Essa noite eu tive insônia. 3h40 acordei. Tentei dormir de novo. Tentei técnicas de respiração. Técnicas as quais lembrava pela metade. Fui tentando. Mas vi que não ia rolar mesmo. Quase amanhecendo, decidi pegar o celular para rolar o feed infinito – uma péssima decisão – e talvez achar alguma coisa entediante para voltar a dormir ou uma coisa bonita.
E dei a sorte de achar uma coisa bonita. Não foi a peixa. Essa eu já tinha visto antes. Foi um vídeo do Edgar Morin. Um fragmento. Curtinho. Em que ele diz acreditar que existe algum mistério que faz com que o mundo exista, que as estrelas existam, que nós mesmos estamos aqui por conta desse mistério. Ele diz que acredita nisso mesmo sem poder nomear ou ter uma compreensão. Mas o que o deixa assombrado é como a gente se assombra pouco com o fato de estarmos vivos. Ali eu despertei mesmo.
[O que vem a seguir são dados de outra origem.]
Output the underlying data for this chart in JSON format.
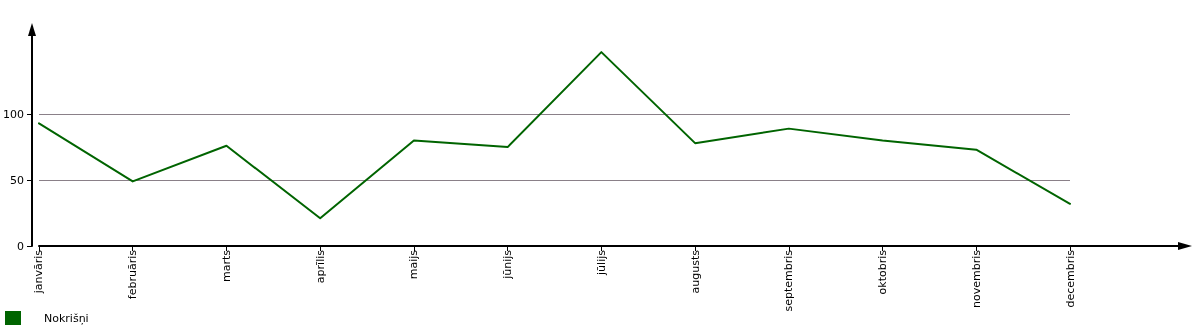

Eu não quero nadar até a superfície para encontrar uma luz e morrer na praia. Eu quero viver as coisas acesas por dentro todos os dias. As pequeníssimas belezas e as grandiosas também. Eu quero poder mergulhar e voltar e boiar e talvez quem sabe ser engolida e cuspida por uma baleia jubarte. Ou receber uma cabeçadinha da minha gata, porque ela sabe que horas são. E é a hora de comer. A vida é mesmo assombrosa em seu horror inglório e em sua beleza estupenda e cotidiana.
Estou parecendo uma personagem do meu próprio livro. Perdida e achada. Feliz e aterrorizada de ser iniciante em alguma coisa, de estar cansada de saber que as condições ideais de navegação não existem. E ainda assim querer entrar no mar.
“Quero dizer que a busca, o movimento, é a viagem, é o que vale. E talvez, com sorte, a gente encontre mesmo algo lindo.” Texto inspirador. Obrigado pela lindeza.
Que texto maravilhoso! Acho que o nosso desafio dentro dessa “auto gerência” seja descobrir como o fazer sem cair nas artimanhas do neoliberalismo, né? Não quero fazer gestão de tempo nos tempos de hoje, quero ter tempo pras coisas.